Cooke was a “go-fer” in the early years. He made sandwiches, went for parts, picked up 35 dinners at the local Italian eatery. In 1995 or ’96, Ganassi team manager Tom Anderson told Cooke that he didn’t have a spotter for Jimmy Vasser and to get up on the roof. That was the start of it.
“At Indy,” Cooke said, “teams have spotters in Turns 1 and 3. To get to the spotters stand in Turn 1 is complex, so it’s hard to describe. Turn 3, though, is 122 steps from ground level to the spotters stand. You have a backpack that probably weighs 20 pounds that contains radios, spare radios, spare batteries, water, Gatorade, a raincoat, hats, sunscreen and binoculars. Once there, you stay there. You don’t want to go down (to the washroom) more than once.
“Of the oval tracks, Indy is the only place where you lose sight of the car. You’re a long way away. In Turn 3, you’re about three-quarters of a mile away from where the cars pop out from behind the museum. To catch sight of your car in Turn 2 means you have to be fast because if you haven’t picked up your guy by the time they’re in line for the run down to (Turn) 3, all you see is a bunch of sparkles and as they get closer to you, they get clearer. But you have maybe a second to pick up your car, so you have to be on your toes.”
NASCAR spotters talk so quickly they sound like auctioneers. At Indy, different drivers want differing amounts of information.
“Two years ago, Scott (Goodyear) and I had to hand off every lap with (Fernando) Alonso. When I did
(Alex) Tagliani, he wanted the radio on and me talking to him about what was going on all the time – who’s in front of me, who’s behind me, who am I catching? Some of the older guys, Tony Kanaan, for instance, he has an old-time mindset. They look after themselves. They want the bare minimum (of info) and the only reason they have a spotter is because IndyCar says they have to have one.”

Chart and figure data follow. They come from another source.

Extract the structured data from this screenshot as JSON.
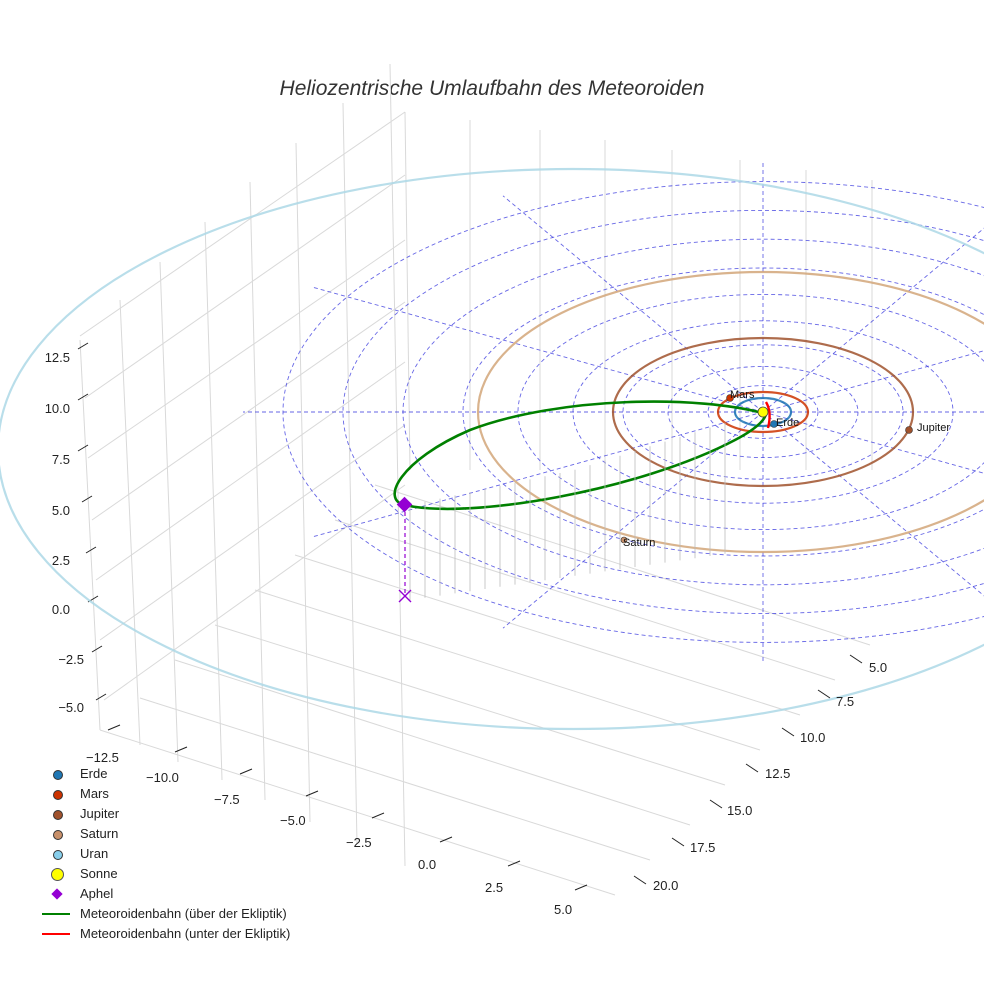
{
  "chart_data": {
    "type": "3d-orbit",
    "title": "Heliozentrische Umlaufbahn des Meteoroiden",
    "x_ticks": [
      "−12.5",
      "−10.0",
      "−7.5",
      "−5.0",
      "−2.5",
      "0.0",
      "2.5",
      "5.0"
    ],
    "y_ticks": [
      "5.0",
      "7.5",
      "10.0",
      "12.5",
      "15.0",
      "17.5",
      "20.0"
    ],
    "z_ticks": [
      "12.5",
      "10.0",
      "7.5",
      "5.0",
      "2.5",
      "0.0",
      "−2.5",
      "−5.0"
    ],
    "xlim": [
      -12.5,
      5.0
    ],
    "ylim": [
      5.0,
      20.0
    ],
    "zlim": [
      -5.0,
      12.5
    ],
    "planet_labels": [
      "Mars",
      "Erde",
      "Jupiter",
      "Saturn"
    ],
    "planets": [
      {
        "name": "Erde",
        "orbit_radius_au": 1.0,
        "color": "#1f77b4"
      },
      {
        "name": "Mars",
        "orbit_radius_au": 1.52,
        "color": "#cc3300"
      },
      {
        "name": "Jupiter",
        "orbit_radius_au": 5.2,
        "color": "#a0522d"
      },
      {
        "name": "Saturn",
        "orbit_radius_au": 9.5,
        "color": "#d2a679"
      },
      {
        "name": "Uran",
        "orbit_radius_au": 19.2,
        "color": "#add8e6"
      }
    ],
    "meteoroid": {
      "aphel_label": "Aphel",
      "color_above": "#008000",
      "color_below": "#ff0000"
    },
    "legend": [
      {
        "label": "Erde",
        "kind": "dot",
        "color": "#1f77b4"
      },
      {
        "label": "Mars",
        "kind": "dot",
        "color": "#cc3300"
      },
      {
        "label": "Jupiter",
        "kind": "dot",
        "color": "#a0522d"
      },
      {
        "label": "Saturn",
        "kind": "dot",
        "color": "#c8906a"
      },
      {
        "label": "Uran",
        "kind": "dot",
        "color": "#87ceeb"
      },
      {
        "label": "Sonne",
        "kind": "sun",
        "color": "#ffff00"
      },
      {
        "label": "Aphel",
        "kind": "diamond",
        "color": "#9400d3"
      },
      {
        "label": "Meteoroidenbahn (über der Ekliptik)",
        "kind": "line",
        "color": "#008000"
      },
      {
        "label": "Meteoroidenbahn (unter der Ekliptik)",
        "kind": "line",
        "color": "#ff0000"
      }
    ]
  }
}
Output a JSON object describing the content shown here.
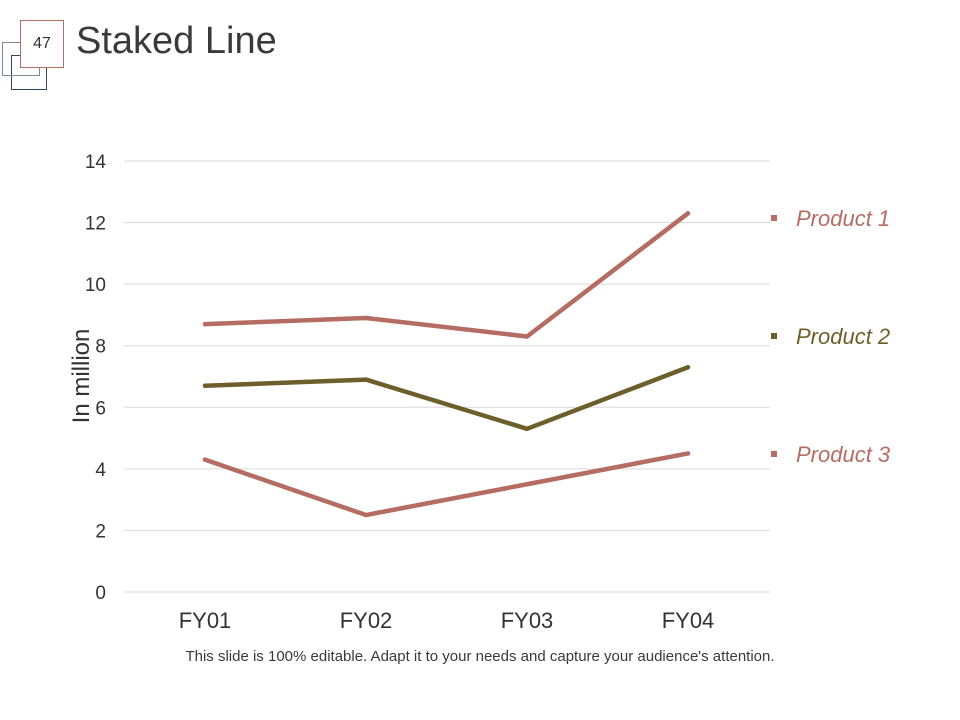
{
  "slide": {
    "number": "47",
    "title": "Staked Line",
    "footer": "This slide is 100% editable. Adapt it to your needs and capture your audience's attention."
  },
  "colors": {
    "product1": "#b56d63",
    "product2": "#6d5f2b",
    "product3": "#b56d63",
    "grid": "#d9d9d9",
    "text": "#333333"
  },
  "chart_data": {
    "type": "line",
    "title": "",
    "xlabel": "",
    "ylabel": "In million",
    "categories": [
      "FY01",
      "FY02",
      "FY03",
      "FY04"
    ],
    "ylim": [
      0,
      14
    ],
    "yticks": [
      0,
      2,
      4,
      6,
      8,
      10,
      12,
      14
    ],
    "grid": true,
    "legend_position": "right",
    "series": [
      {
        "name": "Product 1",
        "values": [
          8.7,
          8.9,
          8.3,
          12.3
        ]
      },
      {
        "name": "Product 2",
        "values": [
          6.7,
          6.9,
          5.3,
          7.3
        ]
      },
      {
        "name": "Product 3",
        "values": [
          4.3,
          2.5,
          3.5,
          4.5
        ]
      }
    ]
  }
}
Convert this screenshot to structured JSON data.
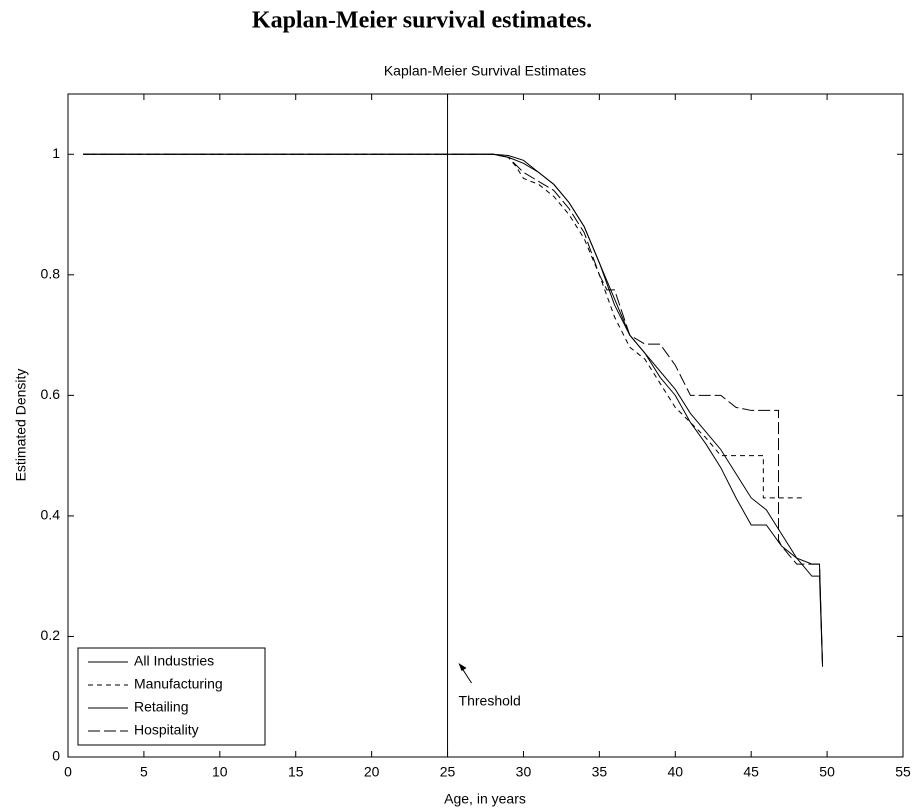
{
  "heading": "Kaplan-Meier survival estimates.",
  "chart_data": {
    "type": "line",
    "title": "Kaplan-Meier Survival Estimates",
    "xlabel": "Age, in years",
    "ylabel": "Estimated Density",
    "xlim": [
      0,
      55
    ],
    "ylim": [
      0,
      1.1
    ],
    "xticks": [
      0,
      5,
      10,
      15,
      20,
      25,
      30,
      35,
      40,
      45,
      50,
      55
    ],
    "yticks": [
      0,
      0.2,
      0.4,
      0.6,
      0.8,
      1
    ],
    "grid": false,
    "legend": "lower left",
    "threshold": 25,
    "annotation": "Threshold",
    "series": [
      {
        "name": "All Industries",
        "color": "#000000",
        "dash": "none",
        "x": [
          1,
          28,
          29,
          30,
          31,
          32,
          33,
          34,
          35,
          36,
          37,
          38,
          39,
          40,
          41,
          42,
          43,
          44,
          45,
          46,
          47,
          48,
          49,
          49.5,
          49.7
        ],
        "values": [
          1,
          1,
          0.998,
          0.99,
          0.97,
          0.95,
          0.92,
          0.88,
          0.82,
          0.75,
          0.7,
          0.67,
          0.64,
          0.61,
          0.57,
          0.54,
          0.51,
          0.47,
          0.43,
          0.41,
          0.37,
          0.33,
          0.32,
          0.32,
          0.15
        ]
      },
      {
        "name": "Manufacturing",
        "color": "#000000",
        "dash": "5,4",
        "x": [
          1,
          28,
          29,
          29.5,
          30,
          31,
          32,
          33,
          34,
          35,
          36,
          37,
          38,
          39,
          40,
          41,
          42,
          43,
          44,
          45,
          45.8,
          45.8,
          46,
          47,
          48.5
        ],
        "values": [
          1,
          1,
          0.995,
          0.98,
          0.96,
          0.95,
          0.93,
          0.9,
          0.86,
          0.8,
          0.73,
          0.68,
          0.66,
          0.62,
          0.58,
          0.555,
          0.53,
          0.5,
          0.5,
          0.5,
          0.5,
          0.43,
          0.43,
          0.43,
          0.43
        ]
      },
      {
        "name": "Retailing",
        "color": "#000000",
        "dash": "none",
        "x": [
          1,
          28,
          29,
          30,
          31,
          32,
          33,
          34,
          35,
          36,
          37,
          38,
          39,
          40,
          41,
          42,
          43,
          44,
          45,
          46,
          47,
          48,
          49,
          49.5,
          49.7
        ],
        "values": [
          1,
          1,
          0.995,
          0.985,
          0.97,
          0.95,
          0.92,
          0.88,
          0.82,
          0.76,
          0.7,
          0.67,
          0.63,
          0.6,
          0.555,
          0.52,
          0.48,
          0.43,
          0.385,
          0.385,
          0.35,
          0.33,
          0.3,
          0.3,
          0.15
        ]
      },
      {
        "name": "Hospitality",
        "color": "#000000",
        "dash": "12,4",
        "x": [
          1,
          28,
          29,
          30,
          31,
          32,
          33,
          34,
          35,
          35.5,
          36,
          37,
          38,
          39,
          40,
          41,
          42,
          43,
          44,
          45,
          46,
          46.8,
          46.8,
          47,
          48,
          49,
          49.5,
          49.7
        ],
        "values": [
          1,
          1,
          0.995,
          0.97,
          0.955,
          0.94,
          0.91,
          0.87,
          0.8,
          0.775,
          0.775,
          0.7,
          0.685,
          0.685,
          0.65,
          0.6,
          0.6,
          0.6,
          0.58,
          0.575,
          0.575,
          0.575,
          0.36,
          0.35,
          0.32,
          0.32,
          0.32,
          0.15
        ]
      }
    ]
  }
}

Spotting at Indy is like being a caddie for a PGA-calibre player.
“You’re way beyond trying to teach him to play golf. You give him the information and then you try to keep his head in it. From time to time, race drivers blow their tops and say they’re going to kill another guy when the race is over but then they go quiet as they settle down because they might have given themselves a fright and are reacting. You try to calm them down, get them focused on the job at hand,” said Cooke
When I did this interview two weeks ago, Cooke said that it was too early for him to make a prediction about the 2021 race. But then he took a breath and said: “There are lot of experienced guys out there this year and they’re all one year closer to the end of the career. So, if you’ve got (Juan Pablo) Montoya around at Lap 190, and he gets a sniff, don’t think just because he’s 45 that he’s going to move over and let you past, Pato O’Ward.”